24 Mai 2019
Le populisme dans la littérature s'articule autour du caractère indéfini du peuple. L'aspect péjoratif transparaît dans l'Or de Cendrars et le caractère misérabiliste dans la guerre des pauvres d'Eric Vuillard.
Repères : thème du peuple : étude
Il a été présenté dans l’article précédent la problématique de l’étude, qui se définit comme suit : comment décrire la colère du peuple et les ressorts populistes sous-jacents ?
Nous tenterons d’y répondre au travers de la lecture des deux romans suivants :
Aujourd’hui, nous nous intéresserons à la question du peuple évoqué par chacun des deux auteurs. Chez Cendrars comme chez Éric Vuillard, le peuple est figuré par son caractère indéfini ; c’est une vaste foule. Reprenons cet élément dans le détail.
C’est bien une foule indéterminée qui est l’archétype du peuple chez Cendrars. Elle est l’un des personnages principaux de l’action, puisqu’elle est à l’origine de bien des péripéties. Cette foule est présentée sous un jour péjoratif.
On la voit ainsi apparaître menaçante lorsque Suter quitte la Suisse en douce. On la retrouve, en outre, dans la cohorte de migrants, « les naufragés du vieux monde » (page 23), qui débarquent jour et nuit aux États-Unis.
Au fil des pages, on assiste rapidement à la dichotomie entre la multitude d’indifférenciés et l’aventurier, c’est-à-dire notre héros, prêt à tout pour réussir. Pour cela, il suivra la route de l’Ouest en dépit de tous ses périls.
En pleine ruée vers l’or, une nouvelle notion émerge avec l’organisation sociale qui se met en place : on ne parle plus d’une foule, mais des « habitants du pays » qui deviennent même, par l’effet du développement des villes, « le pays entier » (page 133), voire la « jeune nation » (page 136). Mais c’est toujours pour le figurer de « bas peuple » lorsque ce n’est pas de « hordes violentes » (page 71) qui détruisent tout.
L’auteur ne consent à définir le peuple que lorsqu’il s’agit d’évoquer son personnel d’exploitation. On assiste alors à une accumulation de détails sur la composition de « ses hommes » : « Mes Indiens (…) mes Canaques, (…) mes bergers, (…) mes planteurs, (…)» (page 90).

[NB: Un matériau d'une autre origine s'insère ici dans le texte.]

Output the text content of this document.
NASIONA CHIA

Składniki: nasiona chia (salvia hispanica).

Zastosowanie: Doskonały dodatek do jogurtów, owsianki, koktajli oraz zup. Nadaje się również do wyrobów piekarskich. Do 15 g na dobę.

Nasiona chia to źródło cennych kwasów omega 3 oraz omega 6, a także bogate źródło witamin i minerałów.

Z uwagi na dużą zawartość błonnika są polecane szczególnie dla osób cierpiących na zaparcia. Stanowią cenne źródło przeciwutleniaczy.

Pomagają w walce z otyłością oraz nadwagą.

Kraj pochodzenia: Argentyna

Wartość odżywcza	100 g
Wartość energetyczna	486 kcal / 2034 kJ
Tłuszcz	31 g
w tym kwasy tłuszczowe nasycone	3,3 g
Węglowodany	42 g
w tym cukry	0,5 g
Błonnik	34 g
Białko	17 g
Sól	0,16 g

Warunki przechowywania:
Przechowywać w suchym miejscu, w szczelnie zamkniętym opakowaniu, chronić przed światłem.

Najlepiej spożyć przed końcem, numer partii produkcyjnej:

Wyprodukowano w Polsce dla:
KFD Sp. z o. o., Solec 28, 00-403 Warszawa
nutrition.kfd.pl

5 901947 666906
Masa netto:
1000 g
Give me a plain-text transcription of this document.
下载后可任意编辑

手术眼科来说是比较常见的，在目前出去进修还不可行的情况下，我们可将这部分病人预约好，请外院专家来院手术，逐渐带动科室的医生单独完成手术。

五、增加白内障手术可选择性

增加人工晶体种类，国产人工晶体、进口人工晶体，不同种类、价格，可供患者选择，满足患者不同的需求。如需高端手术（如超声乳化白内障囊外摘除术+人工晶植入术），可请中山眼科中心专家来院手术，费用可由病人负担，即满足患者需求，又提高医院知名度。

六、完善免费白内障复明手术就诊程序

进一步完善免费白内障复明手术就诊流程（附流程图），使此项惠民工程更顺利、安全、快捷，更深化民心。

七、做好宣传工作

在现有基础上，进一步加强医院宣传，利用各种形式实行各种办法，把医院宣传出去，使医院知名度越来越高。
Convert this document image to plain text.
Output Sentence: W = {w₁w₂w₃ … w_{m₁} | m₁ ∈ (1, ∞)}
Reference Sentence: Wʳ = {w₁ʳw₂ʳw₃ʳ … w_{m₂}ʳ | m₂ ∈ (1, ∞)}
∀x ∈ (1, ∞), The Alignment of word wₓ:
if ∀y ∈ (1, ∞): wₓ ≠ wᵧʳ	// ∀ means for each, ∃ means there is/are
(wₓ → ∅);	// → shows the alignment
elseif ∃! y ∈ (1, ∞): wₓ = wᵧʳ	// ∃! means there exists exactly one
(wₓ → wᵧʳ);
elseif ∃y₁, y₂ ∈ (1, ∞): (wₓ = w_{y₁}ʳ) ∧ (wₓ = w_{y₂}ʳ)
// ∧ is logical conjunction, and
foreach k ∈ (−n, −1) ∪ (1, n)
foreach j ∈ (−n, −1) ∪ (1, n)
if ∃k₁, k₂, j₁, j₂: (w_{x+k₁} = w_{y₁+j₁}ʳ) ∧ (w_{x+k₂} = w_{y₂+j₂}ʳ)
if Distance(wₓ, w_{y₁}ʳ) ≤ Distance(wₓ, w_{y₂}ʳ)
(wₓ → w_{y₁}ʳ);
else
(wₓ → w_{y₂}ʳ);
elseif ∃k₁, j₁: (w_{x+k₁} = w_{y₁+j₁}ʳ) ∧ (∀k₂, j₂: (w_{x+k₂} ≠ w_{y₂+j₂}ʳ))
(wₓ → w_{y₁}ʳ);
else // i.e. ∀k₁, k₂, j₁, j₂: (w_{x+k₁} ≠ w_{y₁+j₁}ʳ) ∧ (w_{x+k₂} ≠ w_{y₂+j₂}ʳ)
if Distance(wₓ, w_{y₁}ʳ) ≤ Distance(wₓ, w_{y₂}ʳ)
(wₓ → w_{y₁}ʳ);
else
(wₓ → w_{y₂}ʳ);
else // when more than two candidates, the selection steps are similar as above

Il n’en va pas de même avec le récit d’Éric Vuillard ; ce dernier choisit de présenter le peuple sous l’angle victimaire.
Dans la guerre des pauvres, il s’avère que le peuple, lui aussi indifférencié, est présenté cette fois sous un aspect misérabiliste. Il fait figure de victime des puissants.
Si les termes tels que « foule » et « plèbe » (page 12) apparaissent à de nombreuses reprises, on relève également des groupes sociaux, les artisans ou les paysans ou des « misérables ». Ces derniers termes définissent le peuple qui exclut les « patriciens » (page 12), les nobles, les bourgeois et les ecclésiastiques. Cette dichotomie opposant les pauvres contre les riches nourrit le texte de bout en bout.
Par ailleurs à ce peuple, l’auteur lui adjoint l’adjectif pauvre. C’est un mot qui qualifie les gens, avant de devenir un substantif, comme l’indique le titre même de l’ouvrage.
Est aussi accolé au nom peuple, celui de« révolté » (page 31), puisqu’il est question de colères des pauvres contre les grands de ce monde.
Enfin, c’est également un peuple qui parle d’une voix, que ce soit par l’entremise de Müntzer ou, avant lui, des meneurs de révoltes anglais. Ce prêtre allemand s’exprime donc au nom des « petits » (page 45). Mais c’est pour délivrer un message particulier qui revêt aussi un aspect universel. L’orateur part de cette notion de peuple pour évoquer l’individu. Ainsi Müntzer n’invoque plus le bon peuple, mais l’homme : « on est loin du gentil peuple chrétien, cette génération de catéchisme, c’est de l’homme ordinaire qu’il s’agit. » (page 40). C’est un changement de perspective radical.
Dans l’article suivant, nous verrons que le ressort populiste appelle à une révolte soudaine.